3 — “Can I Do the Thing?”: here.
…each time I’d introduce a new song to the band, Jon von would inevitably ask, with regard to his guitar part: “can I do the thing on this one?” He liked doing the thing. And I can see why. The thing is great. Sometimes the answer was yes, sometimes no. And sometimes the thing would manage to creep in unbidden, as things of that kind often do….
4 — “I’d Do Anything for You”: I haven’t come across live video of this song yet, but I have played it solo-acoustic recently so maybe that’s how I’ll do it one of these days. The album recording is rather awkward, but I think I do it pretty well now.
5 — “Semi-OK”: here.
…I don’t know if there’s another such anthem of dourly ambivalent make-do-with-what-you-got qualified optimism out there, but people have noted that the sentiments are quite uncharacteristically “positive” for me.
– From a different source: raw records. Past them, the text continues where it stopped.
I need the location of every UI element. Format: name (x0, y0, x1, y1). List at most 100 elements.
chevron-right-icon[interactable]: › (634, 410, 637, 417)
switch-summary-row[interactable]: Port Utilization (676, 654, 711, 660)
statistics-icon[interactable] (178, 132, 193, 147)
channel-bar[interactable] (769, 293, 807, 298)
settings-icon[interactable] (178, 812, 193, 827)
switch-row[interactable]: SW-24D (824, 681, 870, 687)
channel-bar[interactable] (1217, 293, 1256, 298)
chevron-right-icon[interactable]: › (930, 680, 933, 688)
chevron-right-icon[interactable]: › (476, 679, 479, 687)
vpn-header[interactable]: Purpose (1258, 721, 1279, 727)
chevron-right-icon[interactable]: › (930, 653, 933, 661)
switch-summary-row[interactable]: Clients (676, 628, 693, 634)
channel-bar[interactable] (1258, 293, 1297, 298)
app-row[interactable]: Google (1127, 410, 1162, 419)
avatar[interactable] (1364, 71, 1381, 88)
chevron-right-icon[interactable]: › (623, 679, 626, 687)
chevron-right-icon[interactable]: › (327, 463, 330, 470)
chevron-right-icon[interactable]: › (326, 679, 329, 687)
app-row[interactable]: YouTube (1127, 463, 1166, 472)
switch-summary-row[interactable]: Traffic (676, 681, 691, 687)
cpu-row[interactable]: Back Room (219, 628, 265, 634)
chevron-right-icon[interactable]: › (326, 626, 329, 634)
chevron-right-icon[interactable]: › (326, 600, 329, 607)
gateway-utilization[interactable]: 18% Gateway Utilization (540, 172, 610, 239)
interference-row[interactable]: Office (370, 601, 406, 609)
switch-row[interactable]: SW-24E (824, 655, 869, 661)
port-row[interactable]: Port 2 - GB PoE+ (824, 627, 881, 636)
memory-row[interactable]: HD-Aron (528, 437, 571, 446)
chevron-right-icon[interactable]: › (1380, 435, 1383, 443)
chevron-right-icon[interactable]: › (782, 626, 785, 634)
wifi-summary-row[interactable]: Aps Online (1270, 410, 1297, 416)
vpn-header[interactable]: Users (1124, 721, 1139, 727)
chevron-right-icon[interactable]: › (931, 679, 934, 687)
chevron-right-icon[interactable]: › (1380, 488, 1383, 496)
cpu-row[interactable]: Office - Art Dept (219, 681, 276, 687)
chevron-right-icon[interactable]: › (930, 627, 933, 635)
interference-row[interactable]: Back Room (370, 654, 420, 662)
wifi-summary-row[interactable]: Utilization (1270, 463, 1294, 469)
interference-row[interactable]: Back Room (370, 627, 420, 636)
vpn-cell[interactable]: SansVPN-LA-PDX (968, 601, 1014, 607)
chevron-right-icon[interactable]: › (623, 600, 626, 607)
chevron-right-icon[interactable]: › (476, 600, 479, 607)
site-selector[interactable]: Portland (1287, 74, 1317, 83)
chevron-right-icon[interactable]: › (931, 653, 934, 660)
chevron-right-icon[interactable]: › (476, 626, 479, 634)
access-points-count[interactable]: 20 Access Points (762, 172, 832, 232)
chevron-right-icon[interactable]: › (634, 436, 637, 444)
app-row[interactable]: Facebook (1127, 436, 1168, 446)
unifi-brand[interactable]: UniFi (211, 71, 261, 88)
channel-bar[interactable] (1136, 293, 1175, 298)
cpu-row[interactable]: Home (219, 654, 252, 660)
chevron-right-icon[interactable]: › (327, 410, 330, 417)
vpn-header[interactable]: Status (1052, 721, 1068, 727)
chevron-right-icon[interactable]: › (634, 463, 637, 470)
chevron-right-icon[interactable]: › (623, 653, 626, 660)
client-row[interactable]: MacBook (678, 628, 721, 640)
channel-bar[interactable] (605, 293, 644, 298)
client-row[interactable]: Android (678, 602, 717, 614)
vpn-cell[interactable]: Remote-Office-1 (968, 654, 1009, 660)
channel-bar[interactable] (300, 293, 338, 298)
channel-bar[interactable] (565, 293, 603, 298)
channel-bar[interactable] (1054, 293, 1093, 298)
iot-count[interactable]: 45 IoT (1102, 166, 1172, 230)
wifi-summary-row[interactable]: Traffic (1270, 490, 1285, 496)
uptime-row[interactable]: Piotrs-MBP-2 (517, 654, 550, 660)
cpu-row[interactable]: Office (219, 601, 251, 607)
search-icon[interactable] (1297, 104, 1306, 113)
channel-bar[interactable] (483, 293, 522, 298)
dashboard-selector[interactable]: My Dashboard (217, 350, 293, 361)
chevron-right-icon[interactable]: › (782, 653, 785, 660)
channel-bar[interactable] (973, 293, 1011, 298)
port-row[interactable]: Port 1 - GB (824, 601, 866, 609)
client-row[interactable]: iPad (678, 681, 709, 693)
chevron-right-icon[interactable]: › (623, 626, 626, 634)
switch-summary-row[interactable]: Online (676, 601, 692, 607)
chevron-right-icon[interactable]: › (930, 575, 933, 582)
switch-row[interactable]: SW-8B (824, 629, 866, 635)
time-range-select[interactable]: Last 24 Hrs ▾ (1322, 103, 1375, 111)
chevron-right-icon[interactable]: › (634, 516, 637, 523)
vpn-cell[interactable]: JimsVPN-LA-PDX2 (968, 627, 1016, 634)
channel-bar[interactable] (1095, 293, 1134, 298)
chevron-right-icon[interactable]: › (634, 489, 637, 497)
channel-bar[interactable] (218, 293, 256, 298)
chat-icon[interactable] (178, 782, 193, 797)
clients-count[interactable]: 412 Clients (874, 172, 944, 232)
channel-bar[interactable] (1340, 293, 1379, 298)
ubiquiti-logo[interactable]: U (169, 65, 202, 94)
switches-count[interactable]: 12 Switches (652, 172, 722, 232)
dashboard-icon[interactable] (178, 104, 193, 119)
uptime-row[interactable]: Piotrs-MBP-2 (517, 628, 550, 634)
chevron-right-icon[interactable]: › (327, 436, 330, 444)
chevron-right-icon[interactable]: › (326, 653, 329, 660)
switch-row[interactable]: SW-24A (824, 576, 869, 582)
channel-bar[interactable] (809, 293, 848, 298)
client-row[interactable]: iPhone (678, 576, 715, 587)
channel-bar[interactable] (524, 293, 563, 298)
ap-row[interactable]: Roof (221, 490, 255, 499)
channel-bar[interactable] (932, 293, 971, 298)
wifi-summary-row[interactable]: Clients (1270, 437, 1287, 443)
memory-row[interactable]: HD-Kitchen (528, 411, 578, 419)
Which is an intended effect, only somewhat complicated by the reality that very few people in this world, even those few who stood a chance of ever hearing the song, know me and my “properties” enough to grasp to what degree that’s the case…
6 — “I’m Like Yeah, but She’s All No”: here.
…that opening arpeggio guitar figure owes a bit to “A Quick One…” by way of “Mirror Star,” I suppose. The song is solid, and certainly one of the most popular of my songs. One thing I like about it is that it takes that “like” / “all” / “going” conceit, which could easily have descended into lazy ridicule, and uses it in aid of “characterization” instead. I love it when that happens, and it turns out it works in narrative fiction as well…
7 — “That Prozac Moment”: here.
…there’s a reference to Prozac earlier on the album, in the song “I Just Wanna Do It with You” where the narrator proclaims his love saying “it’s not just the Prozac talking,” but it’s more or less a gag there. By the time this one rolls around, next to last, as a sort of last-ditch attempt to promote domestic tranquility via appeasement and evade self-loathing and lovelorn pain and anxiety through chemical means, the prospect is more of a question mark. And in fact, the “moment” never arrives. The happy, complacent, artificially-staged Kodak moments that might have been never materialize, and the histrionic resignation of “You’re the Only One” is a return to the beginning, to sackcloth and ashes…
8 — “You’re the Only One”: here (with “I Fell for You”).
…then I got to see a 280 pound guy beat up and stomped into the ground by around a dozen little girls, who then insisted the song be played from the beginning. Now that’s my kinda security detail. I love my people: you can only push them so far…
And that’ll wrap it up for Love Is Dead I think, at least till the next anniversary party. See you then?